Юнхи рассказывала тихо, уставившись в пустоту. Когда она стала обеспечивать Хичжэ, они, естественно, съехались. Конечно, за это время произошло и много хорошего: они вместе ходили по магазинам, готовили еду, наслаждались дневным сном и непринужденной прогулкой в парке, смеялись до коликов.
Наблюдая за погруженной в воспоминания Юнхи, Чиын крепче сжала платок в руке. Что же такое любовь? Почему она заставляет нас всецело довериться другому человеку?
– Вы, наверное, думаете, что я совсем глупая. Но в тот момент я дышала им. Покончив с написанием текстов, он решил заняться вокалом. Потом актерским мастерством… Без конца посещал всевозможные курсы. Чтобы оплачивать их, мне пришлось устроиться еще на одну работу. Обслуживая посетителей кафе, я радовалась, что могу поддержать его начинания. Ведь если мне под силу зарабатывать, то почему бы и нет. Тем более на себя деньги мне тратить не хотелось. Его счастье становилось и моим. Хичжэ был моей мечтой. Может, именно в нем я стремилась обрести собственную надежду, которой у меня никогда не было.
Когда Хичжэ стал учиться на вокальных курсах, отношения с Юнхи испортились. Он все время пропадал, объясняя это тем, что телефон на занятиях приходится отключать. Юнхи во все это верила. Занявшись актерским мастерством, он вообще пропадал по несколько дней. Возвращался домой пьяным, отсыпался и, переодевшись, снова уходил. Так прошло три месяца, полгода, год… А случалось, наоборот, сидел дома целый месяц взаперти. Вся их близость сошла на нет. Как душевная, так и физическая.
– Я чувствовала холодность и жесткость его рук, которые касались меня из чувства долга. Конечно, случались моменты нежности и страсти. Но вскоре эти механические объятия стали вызывать во мне грусть, и я стала избегать их. Мы не были влюбленными, и друзьями тоже не были. Однажды вечером он вернулся пьяный и стал просить, чтобы я взяла кредит на свое имя. Говорил, мама заболела, обещал устроиться на работу и потом все вернуть. В тот день мы впервые за долгое время ужинали вместе. Хичжэ пожарил скумбрию и приготовил рагу из соевой пасты. Рис в тот момент казался особенно вкусным, и мы съели все до последнего зернышка, сидя друг напротив друга. В тот день нас, естественно, ждала невероятная ночь. Страстная и яркая. Тогда мне казалось, будто все это взаправду. Ведь тело не может обманывать.
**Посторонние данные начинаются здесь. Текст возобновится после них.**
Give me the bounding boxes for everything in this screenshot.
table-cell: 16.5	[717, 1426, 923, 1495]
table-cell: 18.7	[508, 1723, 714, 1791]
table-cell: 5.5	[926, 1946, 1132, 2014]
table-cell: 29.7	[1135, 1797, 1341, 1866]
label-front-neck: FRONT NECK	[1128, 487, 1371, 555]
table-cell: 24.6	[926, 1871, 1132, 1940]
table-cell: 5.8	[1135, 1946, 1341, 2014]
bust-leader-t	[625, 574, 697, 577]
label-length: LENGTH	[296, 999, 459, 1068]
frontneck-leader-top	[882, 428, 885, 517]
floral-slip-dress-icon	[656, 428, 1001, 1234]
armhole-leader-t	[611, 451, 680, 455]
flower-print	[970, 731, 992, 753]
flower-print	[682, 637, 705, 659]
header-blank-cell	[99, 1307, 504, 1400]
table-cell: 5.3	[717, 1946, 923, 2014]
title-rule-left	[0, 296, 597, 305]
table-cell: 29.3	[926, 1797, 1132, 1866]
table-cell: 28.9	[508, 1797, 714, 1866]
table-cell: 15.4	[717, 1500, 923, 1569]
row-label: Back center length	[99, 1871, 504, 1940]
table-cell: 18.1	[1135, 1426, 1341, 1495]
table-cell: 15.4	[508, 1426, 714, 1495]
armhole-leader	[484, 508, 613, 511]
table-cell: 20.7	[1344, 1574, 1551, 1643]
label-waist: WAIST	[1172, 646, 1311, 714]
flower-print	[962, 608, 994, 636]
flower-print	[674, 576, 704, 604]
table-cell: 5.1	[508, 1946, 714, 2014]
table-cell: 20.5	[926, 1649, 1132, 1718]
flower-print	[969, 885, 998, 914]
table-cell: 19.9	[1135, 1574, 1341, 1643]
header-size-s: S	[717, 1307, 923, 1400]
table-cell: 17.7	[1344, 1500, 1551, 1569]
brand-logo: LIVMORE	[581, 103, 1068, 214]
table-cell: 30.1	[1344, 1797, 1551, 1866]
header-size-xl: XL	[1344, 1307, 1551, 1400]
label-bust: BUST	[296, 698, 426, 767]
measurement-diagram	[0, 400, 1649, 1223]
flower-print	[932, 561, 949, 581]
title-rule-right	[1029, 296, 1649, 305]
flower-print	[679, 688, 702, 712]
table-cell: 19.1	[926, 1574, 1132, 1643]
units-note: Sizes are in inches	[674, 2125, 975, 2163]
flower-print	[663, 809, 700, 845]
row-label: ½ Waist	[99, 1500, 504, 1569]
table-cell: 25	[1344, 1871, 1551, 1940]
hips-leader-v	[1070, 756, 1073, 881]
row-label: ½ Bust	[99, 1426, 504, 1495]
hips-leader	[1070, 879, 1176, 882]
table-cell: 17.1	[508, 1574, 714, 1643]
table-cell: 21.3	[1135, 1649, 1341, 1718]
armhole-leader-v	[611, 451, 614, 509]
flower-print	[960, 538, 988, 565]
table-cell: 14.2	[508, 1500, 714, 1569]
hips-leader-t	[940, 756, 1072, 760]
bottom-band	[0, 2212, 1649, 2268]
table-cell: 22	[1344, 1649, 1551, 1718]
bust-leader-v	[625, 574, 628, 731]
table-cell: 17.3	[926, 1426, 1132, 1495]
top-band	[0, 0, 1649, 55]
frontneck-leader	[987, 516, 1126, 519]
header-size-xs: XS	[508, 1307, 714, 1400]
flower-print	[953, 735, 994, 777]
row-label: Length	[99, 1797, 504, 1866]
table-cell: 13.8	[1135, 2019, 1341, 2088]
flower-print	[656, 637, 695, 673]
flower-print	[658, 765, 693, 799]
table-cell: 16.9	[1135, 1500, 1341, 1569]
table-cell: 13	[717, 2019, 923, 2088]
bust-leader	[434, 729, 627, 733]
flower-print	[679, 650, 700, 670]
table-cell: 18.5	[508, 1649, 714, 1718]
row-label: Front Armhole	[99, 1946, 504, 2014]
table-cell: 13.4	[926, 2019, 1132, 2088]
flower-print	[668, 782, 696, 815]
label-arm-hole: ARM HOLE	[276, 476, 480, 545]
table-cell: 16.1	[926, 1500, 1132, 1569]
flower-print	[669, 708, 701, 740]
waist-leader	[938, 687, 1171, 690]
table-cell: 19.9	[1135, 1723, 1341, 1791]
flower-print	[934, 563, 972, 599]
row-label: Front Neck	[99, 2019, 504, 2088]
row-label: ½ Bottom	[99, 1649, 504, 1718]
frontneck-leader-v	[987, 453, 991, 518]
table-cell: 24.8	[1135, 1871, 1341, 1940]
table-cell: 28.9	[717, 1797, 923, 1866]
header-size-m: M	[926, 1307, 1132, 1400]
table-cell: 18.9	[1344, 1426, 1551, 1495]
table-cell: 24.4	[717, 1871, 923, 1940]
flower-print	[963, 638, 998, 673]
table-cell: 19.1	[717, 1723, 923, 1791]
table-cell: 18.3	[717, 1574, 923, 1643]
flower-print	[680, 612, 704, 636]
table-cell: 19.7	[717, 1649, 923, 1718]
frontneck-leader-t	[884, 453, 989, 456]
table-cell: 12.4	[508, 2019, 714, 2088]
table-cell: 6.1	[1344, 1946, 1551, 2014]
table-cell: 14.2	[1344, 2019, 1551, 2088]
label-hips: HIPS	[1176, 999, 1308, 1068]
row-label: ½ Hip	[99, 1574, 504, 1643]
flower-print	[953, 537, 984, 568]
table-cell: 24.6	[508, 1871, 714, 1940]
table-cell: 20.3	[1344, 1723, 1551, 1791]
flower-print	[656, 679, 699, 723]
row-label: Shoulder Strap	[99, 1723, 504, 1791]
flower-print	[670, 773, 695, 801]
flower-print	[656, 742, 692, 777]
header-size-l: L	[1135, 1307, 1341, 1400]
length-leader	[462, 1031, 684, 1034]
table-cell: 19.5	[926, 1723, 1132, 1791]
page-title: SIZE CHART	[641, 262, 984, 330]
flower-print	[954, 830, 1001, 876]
Юнхи чувствовала горечь, но радовалась возвращению Хичжэ. Во всяком случае, так ей тогда казалось. Она верила, что они все забудут, счастливые дни вернутся и они наконец-то станут настоящей семьей. Не хуже, чем другие. Как ей всегда и хотелось.
На следующий день Юнхи отпросилась с работы пораньше, чтобы успеть взять кредит. Когда она открыла дверь, дыхание перехватило. Рядом с обувью Хичжэ аккуратно стояли еще чьи-то туфли. Не ее. Совсем маленькие. Похоже, у этой девушки миниатюрный размер ноги. Услышав доносившиеся из комнаты звуки, она крепко закрыла глаза. Не знала, что делать. То ли кричать, то ли сфотографировать их и обратиться в полицию. Или позвонить Чэха… Спустя несколько секунд Юнхи трясущейся рукой взяла туфли и ушла.